Literature DB >> 30201254

Cardiac Rehabilitation in Patients With Lymphoma Undergoing Autologous Hematopoietic Stem Cell Transplantation: A Cardio-oncology Pilot Project.

Derek Rothe1, Nanette Cox-Kennett1, David M Buijs1, Christopher P Venner2, D Ian Paterson2, Gabor T Gyenes2, Edith Pituskin3.   

Abstract

BACKGROUND: Worldwide > 50,000 hematopoietic stem cell transplants (HSCTs) are performed annually. HSCT patients receive multiple cardiotoxic therapies (chemotherapy and radiation therapy) in addition to severe physical deconditioning during hospital admission. We hypothesized that guided exercise in a cardiac rehabilitation (CR) program following autologous HSCT is a safe and feasible intervention.
METHODS: Pilot project to assess for safety, feasibility and impact of 8 weeks of CR in HSCT patients following transplant. Consecutive patients with lymphoma underwent standard activity protocol testing before HSCT, at 6 weeks following HSCT (prior to CR), and at 14 weeks following HSCT (at completion of CR), consisting of grip strength (GS), gait speed (GtS), timed up-and-go (TUG), and 6-minute walk test (6MWT).
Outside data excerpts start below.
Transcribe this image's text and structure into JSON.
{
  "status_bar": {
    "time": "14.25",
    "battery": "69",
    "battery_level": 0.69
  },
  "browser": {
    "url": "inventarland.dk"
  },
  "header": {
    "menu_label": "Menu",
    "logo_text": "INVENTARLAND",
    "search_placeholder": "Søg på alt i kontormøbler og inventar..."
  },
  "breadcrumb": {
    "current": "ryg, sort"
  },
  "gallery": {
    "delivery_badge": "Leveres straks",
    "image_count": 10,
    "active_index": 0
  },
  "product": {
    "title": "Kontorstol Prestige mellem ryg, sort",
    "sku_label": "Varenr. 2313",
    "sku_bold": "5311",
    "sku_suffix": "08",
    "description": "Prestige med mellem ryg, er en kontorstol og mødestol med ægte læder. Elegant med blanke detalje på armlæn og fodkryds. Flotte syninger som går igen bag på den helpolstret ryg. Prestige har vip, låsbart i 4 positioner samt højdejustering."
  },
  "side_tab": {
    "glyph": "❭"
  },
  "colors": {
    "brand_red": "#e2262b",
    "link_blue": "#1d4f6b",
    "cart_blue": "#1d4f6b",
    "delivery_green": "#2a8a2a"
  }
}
CR consisted of 8 weekly visits for guided exercise.
RESULTS: Activity tolerance protocol data of 30 patients (24 male, 6 female) from December 2014 to December 2016 were analyzed using repeated measures (analysis of variance [ANOVA]) to observe for changes in GS, GtS, TUG, and 6MWT. Statistically significant improvements were found in GS (P < 0.005), GtS (P = 0.02), and 6MWT (P = 0.001). These improvements show that guided CR-based exercise may assist HSCT survivors to meet or even surpass baseline exercise levels and improve physical functioning. There were no adverse events (ie, death or injury) during the study period. Fifty-seven percent of referred patients participated in CR, exceeding documented CR adherence in cardiac populations.
CONCLUSIONS: The addition of CR-based exercise programming in HSCT survivorship care of patients with lymphoma is a safe and feasible intervention to assist in recovery following transplant.
Copyright © 2018 Canadian Cardiovascular Society. Published by Elsevier Inc. All rights reserved.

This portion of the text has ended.